Critics of the summary say it misleads the public by suggesting regular meals are an actual cause for lower cardiovascular risk. It’s true no causal relationship has been definitively established. However, it could be people who eat regular meals simply tend to eat healthier overall, which can definitely contribute to lowering cardiovascular risk.
Eating healthier can also help you lose weight, which has been definitely proven to protect your heart. Can you adjust your lifestyle to be more mindful of your meal timing?
Meal timing statement
The summary of evidence, known as a scientific statement, was published in Circulation, the journal of the American Heart Association. Among the issues addressed, the popular notion of not skipping breakfast is supported by research finding people who eat breakfast are less likely to have high cholesterol and high blood pressure. Yet many of these studies are funded by the food industry. Other studies have found no difference between people who eat breakfast and those who don’t.

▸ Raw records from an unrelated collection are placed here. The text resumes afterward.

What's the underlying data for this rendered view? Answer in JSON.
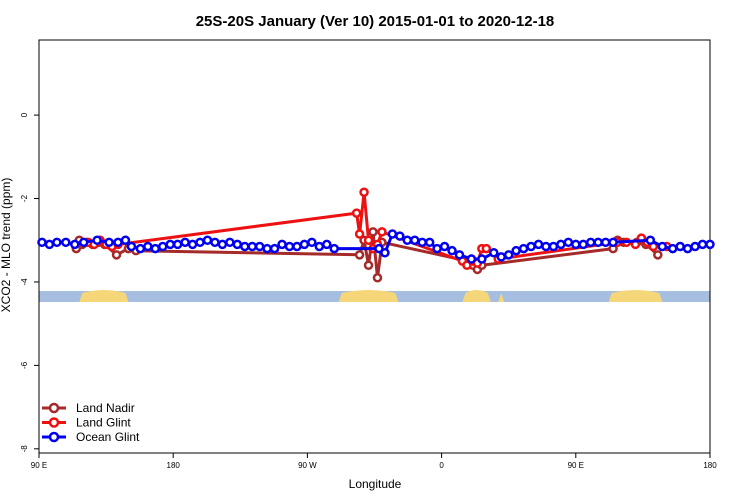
{
  "chart_data": {
    "type": "line",
    "title": "25S-20S January (Ver 10)   2015-01-01 to 2020-12-18",
    "xlabel": "Longitude",
    "ylabel": "XCO2 - MLO trend (ppm)",
    "xlim": [
      90,
      540
    ],
    "ylim": [
      -8.1,
      1.8
    ],
    "x_ticks": [
      {
        "value": 90,
        "label": "90 E"
      },
      {
        "value": 180,
        "label": "180"
      },
      {
        "value": 270,
        "label": "90 W"
      },
      {
        "value": 360,
        "label": "0"
      },
      {
        "value": 450,
        "label": "90 E"
      },
      {
        "value": 540,
        "label": "180"
      }
    ],
    "y_ticks": [
      {
        "value": 0,
        "label": "0"
      },
      {
        "value": -2,
        "label": "-2"
      },
      {
        "value": -4,
        "label": "-4"
      },
      {
        "value": -6,
        "label": "-6"
      },
      {
        "value": -8,
        "label": "-8"
      }
    ],
    "legend": {
      "position": "bottom-left"
    },
    "land_bands": [
      [
        117,
        150
      ],
      [
        291,
        331
      ],
      [
        374,
        393
      ],
      [
        398,
        402
      ],
      [
        472,
        508
      ]
    ],
    "colors": {
      "land_nadir": "#a52a2a",
      "land_glint": "#ee1111",
      "ocean_glint": "#0000ee",
      "land_map": "#f5d77a",
      "ocean_map": "#a6bedf"
    },
    "series": [
      {
        "name": "Land Nadir",
        "color": "#a52a2a",
        "points": [
          [
            115,
            -3.2
          ],
          [
            117,
            -3.0
          ],
          [
            119,
            -3.1
          ],
          [
            122,
            -3.05
          ],
          [
            126,
            -3.1
          ],
          [
            130,
            -3.05
          ],
          [
            134,
            -3.1
          ],
          [
            142,
            -3.35
          ],
          [
            150,
            -3.2
          ],
          [
            155,
            -3.25
          ],
          [
            305,
            -3.35
          ],
          [
            308,
            -3.0
          ],
          [
            311,
            -3.6
          ],
          [
            314,
            -2.8
          ],
          [
            317,
            -3.9
          ],
          [
            320,
            -3.05
          ],
          [
            378,
            -3.5
          ],
          [
            381,
            -3.6
          ],
          [
            384,
            -3.7
          ],
          [
            387,
            -3.6
          ],
          [
            475,
            -3.2
          ],
          [
            478,
            -3.0
          ],
          [
            482,
            -3.05
          ],
          [
            491,
            -3.05
          ],
          [
            497,
            -3.1
          ],
          [
            505,
            -3.35
          ]
        ]
      },
      {
        "name": "Land Glint",
        "color": "#ee1111",
        "points": [
          [
            123,
            -3.05
          ],
          [
            127,
            -3.1
          ],
          [
            131,
            -3.0
          ],
          [
            135,
            -3.1
          ],
          [
            139,
            -3.15
          ],
          [
            143,
            -3.1
          ],
          [
            303,
            -2.35
          ],
          [
            305,
            -2.85
          ],
          [
            308,
            -1.85
          ],
          [
            311,
            -3.0
          ],
          [
            314,
            -3.2
          ],
          [
            317,
            -3.1
          ],
          [
            320,
            -2.8
          ],
          [
            374,
            -3.5
          ],
          [
            377,
            -3.6
          ],
          [
            381,
            -3.5
          ],
          [
            384,
            -3.55
          ],
          [
            387,
            -3.2
          ],
          [
            390,
            -3.2
          ],
          [
            398,
            -3.45
          ],
          [
            478,
            -3.05
          ],
          [
            484,
            -3.05
          ],
          [
            490,
            -3.1
          ],
          [
            494,
            -2.95
          ],
          [
            498,
            -3.05
          ],
          [
            502,
            -3.15
          ],
          [
            511,
            -3.15
          ]
        ]
      },
      {
        "name": "Ocean Glint",
        "color": "#0000ee",
        "points": [
          [
            92,
            -3.05
          ],
          [
            97,
            -3.1
          ],
          [
            102,
            -3.05
          ],
          [
            108,
            -3.05
          ],
          [
            114,
            -3.1
          ],
          [
            120,
            -3.05
          ],
          [
            129,
            -3.0
          ],
          [
            137,
            -3.05
          ],
          [
            143,
            -3.05
          ],
          [
            148,
            -3.0
          ],
          [
            152,
            -3.15
          ],
          [
            158,
            -3.2
          ],
          [
            163,
            -3.15
          ],
          [
            168,
            -3.2
          ],
          [
            173,
            -3.15
          ],
          [
            178,
            -3.1
          ],
          [
            183,
            -3.1
          ],
          [
            188,
            -3.05
          ],
          [
            193,
            -3.1
          ],
          [
            198,
            -3.05
          ],
          [
            203,
            -3.0
          ],
          [
            208,
            -3.05
          ],
          [
            213,
            -3.1
          ],
          [
            218,
            -3.05
          ],
          [
            223,
            -3.1
          ],
          [
            228,
            -3.15
          ],
          [
            233,
            -3.15
          ],
          [
            238,
            -3.15
          ],
          [
            243,
            -3.2
          ],
          [
            248,
            -3.2
          ],
          [
            253,
            -3.1
          ],
          [
            258,
            -3.15
          ],
          [
            263,
            -3.15
          ],
          [
            268,
            -3.1
          ],
          [
            273,
            -3.05
          ],
          [
            278,
            -3.15
          ],
          [
            283,
            -3.1
          ],
          [
            288,
            -3.2
          ],
          [
            318,
            -3.2
          ],
          [
            322,
            -3.3
          ],
          [
            327,
            -2.85
          ],
          [
            332,
            -2.9
          ],
          [
            337,
            -3.0
          ],
          [
            342,
            -3.0
          ],
          [
            347,
            -3.05
          ],
          [
            352,
            -3.05
          ],
          [
            357,
            -3.2
          ],
          [
            362,
            -3.15
          ],
          [
            367,
            -3.25
          ],
          [
            372,
            -3.35
          ],
          [
            380,
            -3.45
          ],
          [
            387,
            -3.45
          ],
          [
            395,
            -3.3
          ],
          [
            400,
            -3.4
          ],
          [
            405,
            -3.35
          ],
          [
            410,
            -3.25
          ],
          [
            415,
            -3.2
          ],
          [
            420,
            -3.15
          ],
          [
            425,
            -3.1
          ],
          [
            430,
            -3.15
          ],
          [
            435,
            -3.15
          ],
          [
            440,
            -3.1
          ],
          [
            445,
            -3.05
          ],
          [
            450,
            -3.1
          ],
          [
            455,
            -3.1
          ],
          [
            460,
            -3.05
          ],
          [
            465,
            -3.05
          ],
          [
            470,
            -3.05
          ],
          [
            475,
            -3.05
          ],
          [
            500,
            -3.0
          ],
          [
            508,
            -3.15
          ],
          [
            515,
            -3.2
          ],
          [
            520,
            -3.15
          ],
          [
            525,
            -3.2
          ],
          [
            530,
            -3.15
          ],
          [
            535,
            -3.1
          ],
          [
            540,
            -3.1
          ]
        ]
      }
    ]
  }
}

The AHA statement also cites animal studies finding that infusing lab rats with food while they are sleeping reset their body clocks, altering their metabolism in ways that made them gain weight, trigger inflammation increase insulin resistance, which is a precursor to diabetes. Extensive research of this type has yet to be performed on humans.
A flaw in this body of research is much of it is based primarily on epidemiological studies. For example, research that compares eating habits with frequency of disease. While a link between certain eating habits and disease risk may be suggested, there are many other factors not included in the analysis that could be more likely to result in heart disease or diabetes.
What’s more, evidence from actual human trials that put people on specific diets to measure the impact of those diets on risk factors (cholesterol, insulin resistance) don’t prove actual rates of heart disease and diabetes are affected by those diets.
In our busy culture, adding the pressure of meal timing to the extra effort required for healthy eating could be counterproductive. Until cause and effect can be established, behaviors such as eating breakfast are fine for people who like to eat breakfast. Healthy people who would rather not shouldn’t feel as if they must.
Someone who wants to make changes in their life to lose weight could certainly give it a try. A 2013 University of Minnesota study found people who ate a regular breakfast, lunch and dinner were more likely to do their own cooking, eat more fruits and vegetables and pass on fast food.
Other studies have found eating regular meals makes eating on the go less likely. It probably doesn’t take a study to suggest eating on the go makes it more likely you will be eating fast food, or junk food. Chances are you’ll also be distracted, which can make you eat too fast, which leads to overeating. Research has been done that draws correlations with all the behaviors/results in the preceding sentence.
The bottom line: An effective weight loss strategy approaches the challenge from a variety of change angles. Meal timing could be one of them, depending on the individual.